Kami sempat ngobrol juga tentang Pulau Sumatra yang dikenal dengan nama Negeri Swarnadipa. Juga tentang orang-orang Melayu di Sumatera yang cenderung menyukai perhiasan dari emas. Kata Pak Budi, emas dikenal di Indonesia sejak jaman Hindhu Buddha. Masyarakat tempo dulu menggunakan logam untuk menunjukkan status sosial mereka. Emas merupakan simbol keluarga raja dan kaum brahmana.

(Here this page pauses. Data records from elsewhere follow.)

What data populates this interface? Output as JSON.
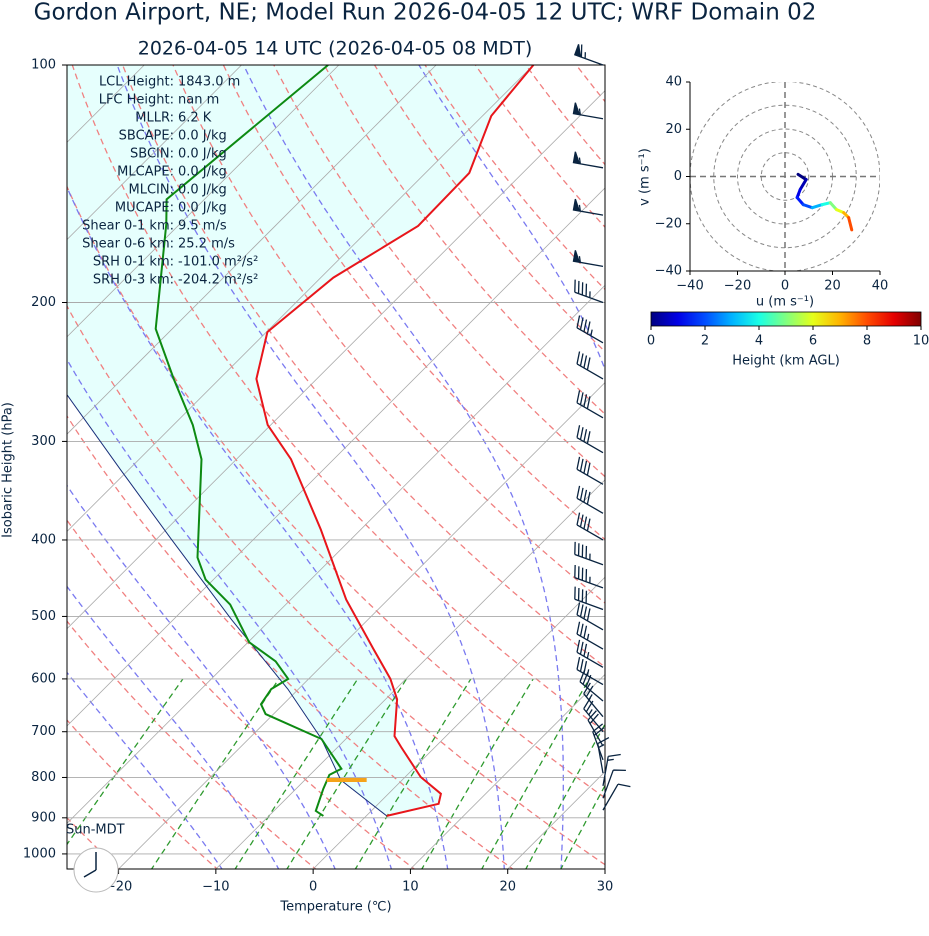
{
  "chart_data": [
    {
      "type": "skewt",
      "title": "Gordon Airport, NE; Model Run 2026-04-05 12 UTC; WRF Domain 02",
      "subtitle": "2026-04-05 14 UTC  (2026-04-05 08 MDT)",
      "xlabel": "Temperature (℃)",
      "ylabel": "Isobaric Height (hPa)",
      "xlim": [
        -25.3,
        30
      ],
      "ylim": [
        1045,
        100
      ],
      "xticks": [
        {
          "value": -20,
          "label": "−20"
        },
        {
          "value": -10,
          "label": "−10"
        },
        0,
        10,
        20,
        30
      ],
      "yticks": [
        100,
        200,
        300,
        400,
        500,
        600,
        700,
        800,
        900,
        1000
      ],
      "grid": true,
      "temperature": {
        "color": "#e8161b",
        "pressure": [
          895,
          864,
          839,
          799,
          732,
          709,
          637,
          600,
          550,
          476,
          388,
          316,
          286,
          250,
          218,
          186,
          160,
          137,
          116,
          100
        ],
        "values": [
          2.1,
          6.2,
          5.4,
          1.6,
          -3.5,
          -5.3,
          -8.8,
          -11.6,
          -16.4,
          -24.3,
          -34.1,
          -44.4,
          -50.3,
          -56.2,
          -59.9,
          -58.7,
          -55.3,
          -55.5,
          -59.1,
          -60.0
        ]
      },
      "dewpoint": {
        "color": "#0d8a12",
        "pressure": [
          895,
          882,
          827,
          794,
          780,
          715,
          665,
          646,
          618,
          600,
          570,
          539,
          483,
          449,
          421,
          316,
          286,
          250,
          216,
          159,
          148,
          100
        ],
        "values": [
          -4.4,
          -5.7,
          -7.2,
          -8.0,
          -7.4,
          -12.5,
          -20.8,
          -22.3,
          -22.8,
          -22.1,
          -25.2,
          -29.9,
          -35.7,
          -40.8,
          -43.9,
          -53.6,
          -58.0,
          -64.7,
          -71.7,
          -81.4,
          -83.9,
          -81.1
        ]
      },
      "parcel": {
        "color": "#1a2f7a",
        "pressure": [
          895,
          806,
          715,
          618,
          504,
          399,
          326,
          262
        ],
        "values": [
          2.1,
          -6.3,
          -12.5,
          -21.1,
          -34.1,
          -48.5,
          -60.8,
          -74.0
        ]
      },
      "lcl": {
        "pressure": 806,
        "temperature": -5.7,
        "color": "#f5a31a"
      },
      "winds": {
        "color": "#0a2440",
        "pressure": [
          100,
          117,
          135,
          155,
          180,
          200,
          225,
          250,
          280,
          310,
          340,
          370,
          400,
          430,
          460,
          490,
          520,
          550,
          580,
          610,
          640,
          670,
          700,
          730,
          760,
          790,
          820,
          850,
          880
        ],
        "speed": [
          65,
          55,
          55,
          55,
          55,
          45,
          45,
          40,
          40,
          40,
          40,
          40,
          40,
          45,
          45,
          40,
          40,
          35,
          35,
          35,
          30,
          25,
          25,
          20,
          20,
          15,
          15,
          10,
          10
        ],
        "direction": [
          290,
          280,
          280,
          280,
          280,
          290,
          300,
          300,
          300,
          300,
          300,
          300,
          300,
          290,
          290,
          290,
          300,
          300,
          300,
          300,
          310,
          320,
          320,
          330,
          340,
          350,
          10,
          20,
          30
        ]
      },
      "stats": [
        [
          "LCL Height:",
          "1843.0 m"
        ],
        [
          "LFC Height:",
          "nan m"
        ],
        [
          "MLLR:",
          "6.2 K"
        ],
        [
          "SBCAPE:",
          "0.0 J/kg"
        ],
        [
          "SBCIN:",
          "0.0 J/kg"
        ],
        [
          "MLCAPE:",
          "0.0 J/kg"
        ],
        [
          "MLCIN:",
          "0.0 J/kg"
        ],
        [
          "MUCAPE:",
          "0.0 J/kg"
        ],
        [
          "Shear 0-1 km:",
          "9.5 m/s"
        ],
        [
          "Shear 0-6 km:",
          "25.2 m/s"
        ],
        [
          "SRH 0-1 km:",
          "-101.0 m²/s²"
        ],
        [
          "SRH 0-3 km:",
          "-204.2 m²/s²"
        ]
      ],
      "clock_label": "Sun-MDT"
    },
    {
      "type": "hodograph",
      "xlabel": "u (m s⁻¹)",
      "ylabel": "v (m s⁻¹)",
      "xlim": [
        -40,
        40
      ],
      "ylim": [
        -40,
        40
      ],
      "xticks": [
        {
          "value": -40,
          "label": "−40"
        },
        {
          "value": -20,
          "label": "−20"
        },
        0,
        20,
        40
      ],
      "yticks": [
        {
          "value": -40,
          "label": "−40"
        },
        {
          "value": -20,
          "label": "−20"
        },
        0,
        20,
        40
      ],
      "u": [
        5.5,
        8.9,
        6.4,
        5.1,
        7.7,
        11.5,
        15.7,
        19.1,
        21.7,
        24.7,
        26.8,
        28.1
      ],
      "v": [
        0.9,
        -1.3,
        -5.5,
        -8.9,
        -11.9,
        -13.2,
        -11.9,
        -11.1,
        -14.0,
        -15.3,
        -17.4,
        -22.6
      ],
      "height_km": [
        0,
        0.5,
        1,
        1.5,
        2,
        3,
        4,
        5,
        6,
        7,
        8,
        10
      ],
      "colorbar": {
        "label": "Height (km AGL)",
        "lim": [
          0,
          10
        ],
        "ticks": [
          0,
          2,
          4,
          6,
          8,
          10
        ],
        "colormap": "jet"
      }
    }
  ]
}
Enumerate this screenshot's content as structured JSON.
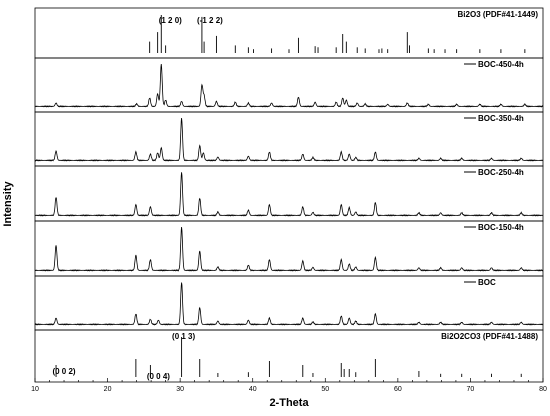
{
  "chart_data": {
    "type": "line",
    "xlabel": "2-Theta",
    "ylabel": "Intensity",
    "xlim": [
      10,
      80
    ],
    "x_ticks": [
      10,
      20,
      30,
      40,
      50,
      60,
      70,
      80
    ],
    "panel_order_top_to_bottom": [
      "Bi2O3 (PDF#41-1449)",
      "BOC-450-4h",
      "BOC-350-4h",
      "BOC-250-4h",
      "BOC-150-4h",
      "BOC",
      "Bi2O2CO3 (PDF#41-1488)"
    ],
    "series": [
      {
        "name": "Bi2O3 (PDF#41-1449)",
        "label_text": "Bi2O3 (PDF#41-1449)",
        "kind": "reference_sticks",
        "peaks": [
          [
            25.8,
            0.3
          ],
          [
            26.9,
            0.55
          ],
          [
            27.4,
            1.0
          ],
          [
            28.0,
            0.2
          ],
          [
            33.0,
            0.95
          ],
          [
            33.3,
            0.3
          ],
          [
            35.0,
            0.45
          ],
          [
            37.6,
            0.2
          ],
          [
            39.4,
            0.15
          ],
          [
            40.1,
            0.1
          ],
          [
            42.6,
            0.12
          ],
          [
            45.0,
            0.1
          ],
          [
            46.3,
            0.4
          ],
          [
            48.6,
            0.18
          ],
          [
            49.0,
            0.15
          ],
          [
            51.5,
            0.15
          ],
          [
            52.4,
            0.5
          ],
          [
            52.9,
            0.3
          ],
          [
            54.4,
            0.15
          ],
          [
            55.5,
            0.12
          ],
          [
            57.4,
            0.1
          ],
          [
            57.8,
            0.12
          ],
          [
            58.6,
            0.1
          ],
          [
            61.3,
            0.55
          ],
          [
            61.6,
            0.2
          ],
          [
            64.2,
            0.12
          ],
          [
            65.0,
            0.1
          ],
          [
            66.5,
            0.1
          ],
          [
            68.1,
            0.1
          ],
          [
            71.3,
            0.1
          ],
          [
            74.2,
            0.1
          ],
          [
            77.5,
            0.1
          ]
        ]
      },
      {
        "name": "BOC-450-4h",
        "label_text": "BOC-450-4h",
        "kind": "pattern",
        "peaks": [
          [
            12.9,
            0.08
          ],
          [
            24.0,
            0.06
          ],
          [
            25.8,
            0.2
          ],
          [
            26.9,
            0.3
          ],
          [
            27.4,
            1.0
          ],
          [
            28.0,
            0.15
          ],
          [
            30.2,
            0.12
          ],
          [
            33.0,
            0.5
          ],
          [
            33.3,
            0.25
          ],
          [
            35.0,
            0.12
          ],
          [
            37.6,
            0.1
          ],
          [
            39.4,
            0.08
          ],
          [
            42.6,
            0.08
          ],
          [
            46.3,
            0.22
          ],
          [
            48.6,
            0.1
          ],
          [
            51.5,
            0.1
          ],
          [
            52.4,
            0.2
          ],
          [
            52.9,
            0.15
          ],
          [
            54.4,
            0.08
          ],
          [
            55.5,
            0.06
          ],
          [
            58.6,
            0.05
          ],
          [
            61.3,
            0.08
          ],
          [
            64.2,
            0.05
          ],
          [
            68.1,
            0.05
          ],
          [
            71.3,
            0.05
          ],
          [
            74.2,
            0.05
          ],
          [
            77.5,
            0.05
          ]
        ]
      },
      {
        "name": "BOC-350-4h",
        "label_text": "BOC-350-4h",
        "kind": "pattern",
        "peaks": [
          [
            12.9,
            0.22
          ],
          [
            23.9,
            0.2
          ],
          [
            25.9,
            0.15
          ],
          [
            26.9,
            0.18
          ],
          [
            27.4,
            0.3
          ],
          [
            30.2,
            1.0
          ],
          [
            32.7,
            0.35
          ],
          [
            33.2,
            0.18
          ],
          [
            35.2,
            0.08
          ],
          [
            39.4,
            0.1
          ],
          [
            42.3,
            0.2
          ],
          [
            46.9,
            0.15
          ],
          [
            48.3,
            0.07
          ],
          [
            52.2,
            0.2
          ],
          [
            53.3,
            0.15
          ],
          [
            54.2,
            0.07
          ],
          [
            56.9,
            0.2
          ],
          [
            62.9,
            0.05
          ],
          [
            65.9,
            0.05
          ],
          [
            68.8,
            0.05
          ],
          [
            72.9,
            0.05
          ],
          [
            77.0,
            0.05
          ]
        ]
      },
      {
        "name": "BOC-250-4h",
        "label_text": "BOC-250-4h",
        "kind": "pattern",
        "peaks": [
          [
            12.9,
            0.42
          ],
          [
            23.9,
            0.25
          ],
          [
            25.9,
            0.2
          ],
          [
            30.2,
            1.0
          ],
          [
            32.7,
            0.4
          ],
          [
            35.2,
            0.08
          ],
          [
            39.4,
            0.12
          ],
          [
            42.3,
            0.25
          ],
          [
            46.9,
            0.2
          ],
          [
            48.3,
            0.07
          ],
          [
            52.2,
            0.25
          ],
          [
            53.3,
            0.18
          ],
          [
            54.2,
            0.08
          ],
          [
            56.9,
            0.3
          ],
          [
            62.9,
            0.06
          ],
          [
            65.9,
            0.06
          ],
          [
            68.8,
            0.06
          ],
          [
            72.9,
            0.06
          ],
          [
            77.0,
            0.06
          ]
        ]
      },
      {
        "name": "BOC-150-4h",
        "label_text": "BOC-150-4h",
        "kind": "pattern",
        "peaks": [
          [
            12.9,
            0.58
          ],
          [
            23.9,
            0.35
          ],
          [
            25.9,
            0.25
          ],
          [
            30.2,
            1.0
          ],
          [
            32.7,
            0.45
          ],
          [
            35.2,
            0.08
          ],
          [
            39.4,
            0.12
          ],
          [
            42.3,
            0.25
          ],
          [
            46.9,
            0.22
          ],
          [
            48.3,
            0.07
          ],
          [
            52.2,
            0.25
          ],
          [
            53.3,
            0.15
          ],
          [
            54.2,
            0.08
          ],
          [
            56.9,
            0.3
          ],
          [
            62.9,
            0.06
          ],
          [
            65.9,
            0.06
          ],
          [
            68.8,
            0.06
          ],
          [
            72.9,
            0.06
          ],
          [
            77.0,
            0.06
          ]
        ]
      },
      {
        "name": "BOC",
        "label_text": "BOC",
        "kind": "pattern",
        "peaks": [
          [
            12.9,
            0.15
          ],
          [
            23.9,
            0.25
          ],
          [
            25.9,
            0.12
          ],
          [
            27.0,
            0.1
          ],
          [
            30.2,
            1.0
          ],
          [
            32.7,
            0.4
          ],
          [
            35.2,
            0.08
          ],
          [
            39.4,
            0.1
          ],
          [
            42.3,
            0.15
          ],
          [
            46.9,
            0.15
          ],
          [
            48.3,
            0.06
          ],
          [
            52.2,
            0.2
          ],
          [
            53.3,
            0.15
          ],
          [
            54.2,
            0.08
          ],
          [
            56.9,
            0.25
          ],
          [
            62.9,
            0.05
          ],
          [
            65.9,
            0.05
          ],
          [
            68.8,
            0.05
          ],
          [
            72.9,
            0.05
          ],
          [
            77.0,
            0.05
          ]
        ]
      },
      {
        "name": "Bi2O2CO3 (PDF#41-1488)",
        "label_text": "Bi2O2CO3 (PDF#41-1488)",
        "kind": "reference_sticks",
        "peaks": [
          [
            12.9,
            0.3
          ],
          [
            23.9,
            0.45
          ],
          [
            25.9,
            0.3
          ],
          [
            30.2,
            1.0
          ],
          [
            32.7,
            0.45
          ],
          [
            35.2,
            0.1
          ],
          [
            39.4,
            0.12
          ],
          [
            42.3,
            0.4
          ],
          [
            46.9,
            0.3
          ],
          [
            48.3,
            0.1
          ],
          [
            52.2,
            0.35
          ],
          [
            52.6,
            0.2
          ],
          [
            53.3,
            0.2
          ],
          [
            54.2,
            0.12
          ],
          [
            56.9,
            0.45
          ],
          [
            62.9,
            0.15
          ],
          [
            65.9,
            0.08
          ],
          [
            68.8,
            0.08
          ],
          [
            72.9,
            0.08
          ],
          [
            77.0,
            0.08
          ]
        ]
      }
    ],
    "annotations": [
      {
        "text": "(1 2 0)",
        "x": 27.4,
        "panel": "Bi2O3 (PDF#41-1449)"
      },
      {
        "text": "(-1 2 2)",
        "x": 33.0,
        "panel": "Bi2O3 (PDF#41-1449)"
      },
      {
        "text": "(0 1 3)",
        "x": 30.2,
        "panel": "Bi2O2CO3 (PDF#41-1488)"
      },
      {
        "text": "(0 0 2)",
        "x": 12.9,
        "panel": "Bi2O2CO3 (PDF#41-1488)"
      },
      {
        "text": "(0 0 4)",
        "x": 25.9,
        "panel": "Bi2O2CO3 (PDF#41-1488)"
      }
    ],
    "grid": false
  }
}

Sejak dulu beberapa daerah di Sumatra sudah menjadi penghasil emas.

Sebenarnya, saya ingin ngobrol lebih lanjut. Saya masih ingin bertanya tentang perdagangan kopi di Lampung dan bagaimana cara sejarah direkonstruksi. Sayangnya, hari sudah terlalu siang dan saya kelaparan.  Saya dan Angger kemudian mencari makan. Kami penasaran dengan sambal Seruit. Sejak hari pertama di Lampung, saya bertanya ke beberapa orang tentang makanan khas Lampung. Kebanyakan menjawab tidak tahu. Sampai sopir mobil rental kami bercerita tentang sambal seruit. Jadi ingin mencicipi makanan yang katanya seperti makanan kucing.

Sambal Seruit khas Lampung
Saya bertanya kepada beberapa teman di mana bisa mendapat sambal seruit. Hasilnya nihil. Sampai seorang teman Angger yang kebetulan kami temui di jalan menunjukkan Warung Bebek Gila Debora. Sebenarnya, rumah makan tadi menunya masakan serba bebek. Di daftar menunya tertulis kalau seruit harus dipesan sehari sebelumnya :( Kami mendapatkannya saat itu juga dengan harga dua kali lipat. Harga seporsinya jadi 150 ribu rupiah.

Setelah menunggu lama, datanglah ikan patin bakar. Dalam nampan, selain seekor patin ada pelengkap sambal yang menurut saya beraneka ragam. Ada sambal terasi dan tomat, mangga matang, mentimun, terong bakar. Itu masih normal, tapi dicampur dengan mangga matang dan tempoyak? Itu durian yang disimpan berhari-hari hingga beralkohol. Semua makanan ini diremas-remas menjadi satu. Rasanya enak meski bentuknya terlihat tidak menarik. Lebih baik tidak saya sebut di sini :)

Sambal seruit juga dilengkapi dengan sekeranjang lalapan. Mulai dari terong, selada, mentimun, jengkol, daun kemangi sampai daun-daunan yang saya tidak tahu apa namanya. Saya memasukkan menu ini ke makanan yang ingin saya nikmati lagi kalau nanti kembali ke Lampung.